Nel 1801 le forze francesi in Egitto, abbandonate da Napoleone, dovettero arrendersi. I britannici si fecero consegnare le antichità raccolte, inclusa la stele di Rosetta, che infatti oggi si trova al British Museum e non al Louvre. Gli inglesi non riuscirono però a mettere le mani sulle annotazioni, che confluirono nella Description. Seguì la cosiddetta «Epoca dei Consoli», cioè dei diplomatici europei, che, presi da un’ossessione per le antichità egiziane, si dedicarono in modo competitivo alla ricerca di pezzi da vendere al mercato antiquario. Tra loro c’era anche il torinese Bernardino Drovetti, che raccolse più di 5.000 antichità e convinse il re Carlo Felice di Savoia a comprarle per 400 mila lire, facendo di Torino la capitale dell’egittologia internazionale.
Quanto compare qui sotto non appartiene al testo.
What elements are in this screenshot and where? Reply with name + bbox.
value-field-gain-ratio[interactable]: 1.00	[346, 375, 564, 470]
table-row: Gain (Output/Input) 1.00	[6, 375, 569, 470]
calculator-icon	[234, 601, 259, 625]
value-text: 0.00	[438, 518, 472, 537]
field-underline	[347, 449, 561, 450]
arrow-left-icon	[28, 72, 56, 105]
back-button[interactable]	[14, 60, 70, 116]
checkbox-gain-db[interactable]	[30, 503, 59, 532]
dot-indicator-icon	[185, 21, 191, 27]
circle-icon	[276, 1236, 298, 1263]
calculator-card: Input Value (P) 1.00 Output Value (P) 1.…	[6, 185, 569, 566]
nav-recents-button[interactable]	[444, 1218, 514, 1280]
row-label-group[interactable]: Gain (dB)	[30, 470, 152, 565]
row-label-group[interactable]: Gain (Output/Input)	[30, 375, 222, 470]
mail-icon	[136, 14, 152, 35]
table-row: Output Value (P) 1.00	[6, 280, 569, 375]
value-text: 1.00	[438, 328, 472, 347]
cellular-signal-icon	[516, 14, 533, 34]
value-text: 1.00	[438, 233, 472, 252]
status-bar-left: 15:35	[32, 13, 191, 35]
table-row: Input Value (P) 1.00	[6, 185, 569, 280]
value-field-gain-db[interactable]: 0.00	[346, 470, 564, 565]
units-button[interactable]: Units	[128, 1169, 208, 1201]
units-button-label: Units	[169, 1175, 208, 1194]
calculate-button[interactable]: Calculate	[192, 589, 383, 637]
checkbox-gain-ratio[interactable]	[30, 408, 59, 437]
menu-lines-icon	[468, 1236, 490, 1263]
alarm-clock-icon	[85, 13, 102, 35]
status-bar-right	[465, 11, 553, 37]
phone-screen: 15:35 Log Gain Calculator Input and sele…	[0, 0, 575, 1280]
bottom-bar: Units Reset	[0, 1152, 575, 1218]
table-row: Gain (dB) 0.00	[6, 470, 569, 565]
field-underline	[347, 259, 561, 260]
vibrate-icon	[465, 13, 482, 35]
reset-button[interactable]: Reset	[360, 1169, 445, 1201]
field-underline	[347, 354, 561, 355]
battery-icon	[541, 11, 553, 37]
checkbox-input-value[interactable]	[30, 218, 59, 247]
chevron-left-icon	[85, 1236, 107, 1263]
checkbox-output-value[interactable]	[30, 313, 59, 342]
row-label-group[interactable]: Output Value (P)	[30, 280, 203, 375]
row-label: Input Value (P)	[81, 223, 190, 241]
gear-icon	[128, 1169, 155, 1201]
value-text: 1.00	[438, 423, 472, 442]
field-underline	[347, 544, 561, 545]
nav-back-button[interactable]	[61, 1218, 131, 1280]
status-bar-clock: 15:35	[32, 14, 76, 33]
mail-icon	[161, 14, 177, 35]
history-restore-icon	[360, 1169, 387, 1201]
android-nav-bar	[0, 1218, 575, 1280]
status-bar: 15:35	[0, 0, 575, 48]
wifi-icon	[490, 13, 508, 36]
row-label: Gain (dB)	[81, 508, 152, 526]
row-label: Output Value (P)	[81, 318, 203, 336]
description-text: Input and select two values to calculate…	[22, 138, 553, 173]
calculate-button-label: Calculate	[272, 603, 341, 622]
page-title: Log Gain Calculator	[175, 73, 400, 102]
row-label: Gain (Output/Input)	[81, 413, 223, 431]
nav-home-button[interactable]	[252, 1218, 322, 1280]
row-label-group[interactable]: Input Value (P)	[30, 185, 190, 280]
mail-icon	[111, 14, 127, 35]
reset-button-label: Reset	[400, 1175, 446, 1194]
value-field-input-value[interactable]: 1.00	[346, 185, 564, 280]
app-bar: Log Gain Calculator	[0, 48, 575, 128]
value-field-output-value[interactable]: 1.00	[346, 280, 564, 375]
I disegni e gli appunti della Description restano di fondamentale importanza per la modernità e il rigore scientifico delle rilevazioni, e sono tuttora utilizzati dagli egittologi. A volte costituiscono l’unico appiglio per studiare monumenti nel frattempo distrutti, come il mammisi («cappella della natività») costruito ad Armant da Cleopatra per la nascita del figlio Cesarione, smantellato nel 1860 per costruire uno zuccherificio, o la cappella di Amenhotep III a Elefantina, distrutta nel 1822 per dare alloggio ai soldati di Mohammed Ali. Nella Description si avverte l’influenza che aveva sui savants la formazione classica basata sullo studio dell’arte greca e romana, che li portava a provare sentimenti contraddittori verso i monumenti visitati, espressione di un’arte e di un gusto «diversi». Édouard de Villiers riferisce che la «lotta tra la bellezza reale dell’architettura, che avevamo sotto gli occhi, e i nostri pregiudizi a favore delle proporzioni e delle forme greche, ci tenne qualche tempo in sospeso: ma quasi subito fummo presi da un movimento unanime di ammirazione».
Dal 1972 non è più possibile esportare manufatti dall’Egitto, anche se purtroppo questo talvolta avviene illegalmente. Oggi lo Stato egiziano rivendica orgogliosamente il passato: l’apertura del gigantesco National Museum of Egyptian Civilization al Cairo e l’incredibile cerimonia di traslazione delle mummie dei faraoni a cui abbiamo assistito nei giorni scorsi dimostrano quanto l’antichità sia ancora un oggetto politico. Il legittimo slancio alla decolonizzazione, però, non può offuscare il sentimento di curiosità e ammirazione per l’Egitto che traspare nell’opera dei giovani savants, testimoni consapevoli di una scoperta epocale.